If your probability of winning a point is p and your opponent's probability of winning is q=1-p, then the probability of your winning a tennis game is
p^4 + 4 p^4q + 10 p^4q^2 + 20 p^5q^3 + \frac{40p^6q^4}{1-2pq}
In order to win, you must win at least 4 points and be 2 points ahead. Let W(x,y) be the event that you win with a score of x points (you) to y (your opponent). We break your possible wins into 5 cases.

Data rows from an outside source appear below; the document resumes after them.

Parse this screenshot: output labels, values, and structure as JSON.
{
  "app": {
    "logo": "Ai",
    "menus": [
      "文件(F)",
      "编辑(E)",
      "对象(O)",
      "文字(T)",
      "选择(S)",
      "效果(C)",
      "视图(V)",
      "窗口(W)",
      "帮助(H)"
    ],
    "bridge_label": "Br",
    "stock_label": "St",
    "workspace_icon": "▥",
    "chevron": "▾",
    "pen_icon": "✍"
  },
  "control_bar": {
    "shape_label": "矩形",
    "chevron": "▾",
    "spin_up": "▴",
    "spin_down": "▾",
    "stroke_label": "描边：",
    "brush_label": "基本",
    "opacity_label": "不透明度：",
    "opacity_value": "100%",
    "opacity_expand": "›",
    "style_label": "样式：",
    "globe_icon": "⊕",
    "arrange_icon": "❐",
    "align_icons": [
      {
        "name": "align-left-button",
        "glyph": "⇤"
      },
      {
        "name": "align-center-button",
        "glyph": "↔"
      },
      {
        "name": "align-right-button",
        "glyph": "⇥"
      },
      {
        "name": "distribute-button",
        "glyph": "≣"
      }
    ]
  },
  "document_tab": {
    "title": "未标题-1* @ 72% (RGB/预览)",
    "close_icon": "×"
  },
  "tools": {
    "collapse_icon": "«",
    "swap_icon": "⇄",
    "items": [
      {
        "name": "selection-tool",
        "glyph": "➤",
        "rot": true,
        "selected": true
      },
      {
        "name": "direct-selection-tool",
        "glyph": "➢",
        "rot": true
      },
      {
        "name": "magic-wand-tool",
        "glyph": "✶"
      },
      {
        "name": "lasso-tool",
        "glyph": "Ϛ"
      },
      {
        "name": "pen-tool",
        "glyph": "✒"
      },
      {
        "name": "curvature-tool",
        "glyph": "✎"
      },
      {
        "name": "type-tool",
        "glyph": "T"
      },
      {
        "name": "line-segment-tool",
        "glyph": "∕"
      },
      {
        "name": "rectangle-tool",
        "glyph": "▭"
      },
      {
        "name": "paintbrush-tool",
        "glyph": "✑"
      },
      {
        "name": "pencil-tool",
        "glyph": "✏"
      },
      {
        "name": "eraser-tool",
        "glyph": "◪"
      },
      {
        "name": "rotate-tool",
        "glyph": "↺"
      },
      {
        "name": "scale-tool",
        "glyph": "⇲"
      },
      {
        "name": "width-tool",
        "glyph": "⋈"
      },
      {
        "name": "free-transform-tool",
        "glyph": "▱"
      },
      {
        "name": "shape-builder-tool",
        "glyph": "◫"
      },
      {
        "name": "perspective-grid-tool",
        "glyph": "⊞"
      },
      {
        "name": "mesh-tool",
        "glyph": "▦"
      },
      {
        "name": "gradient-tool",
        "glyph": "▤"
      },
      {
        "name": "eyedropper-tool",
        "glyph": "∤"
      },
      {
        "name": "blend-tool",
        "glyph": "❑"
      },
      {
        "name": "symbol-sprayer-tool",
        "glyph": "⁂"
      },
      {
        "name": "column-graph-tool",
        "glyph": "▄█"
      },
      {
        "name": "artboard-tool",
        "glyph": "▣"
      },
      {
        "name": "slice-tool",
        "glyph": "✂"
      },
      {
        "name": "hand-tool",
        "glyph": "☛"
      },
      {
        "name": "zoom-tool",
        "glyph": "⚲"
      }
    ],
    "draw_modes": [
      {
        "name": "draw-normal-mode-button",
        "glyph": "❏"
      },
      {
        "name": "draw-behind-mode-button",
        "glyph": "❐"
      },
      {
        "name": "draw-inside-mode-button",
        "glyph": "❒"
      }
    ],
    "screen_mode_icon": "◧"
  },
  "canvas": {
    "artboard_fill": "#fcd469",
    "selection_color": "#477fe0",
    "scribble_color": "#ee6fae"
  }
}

Case 1: A win at (4,0). Clearly
P(W(4,0)) = p^4.
Case 2: A win at (4,1). In order to get to (4,1), the score must reach (3,1) and then you must win a point. To reach (3,1) is a Binomial event with probability C(4,1)p^3q; so
P(W(4,1)) = 4 p^4q.
Case 3: A win at (4,2). In order to get to (4,2), the score must reach (3,2) and then you must win a point. The probability of reaching (3,2) is C(5,2)p^3q^2; so
P(W(4,2)) = 10p^4q^2.
Case 4: A win at (5,3). In order to get to (5,3), the score must reach (3,3) and then you must win 2 points. The probability of reaching (3,3) is C(6,3)p^3q^3; so
P(W(5,3)) = 20 p^5q^3
Case 5: A win after the score reaches (4,4). In order to reach (4,4), the score must reach (3,3) and you and your opponent must each win one point. The probability of reaching (3,3) is C(6,3)p^3q^3; the probability that you will each win one of the next two points is C(2,1)pq; and the probability that you will win once the score hits (4,4) is \frac{p^2}{1-2pq} (an exercise left for the reader). So the probability of a win in Case 5 is
\frac{40 p^6q^4}{1-2pq}.
Adding the probabilities for cases 1-5 results in
P(\text{you win}) =p^4 + 4 p^4q + 10 p^4q^2 + 20 p^5q^3 + \frac{40p^6q^4}{1-2pq}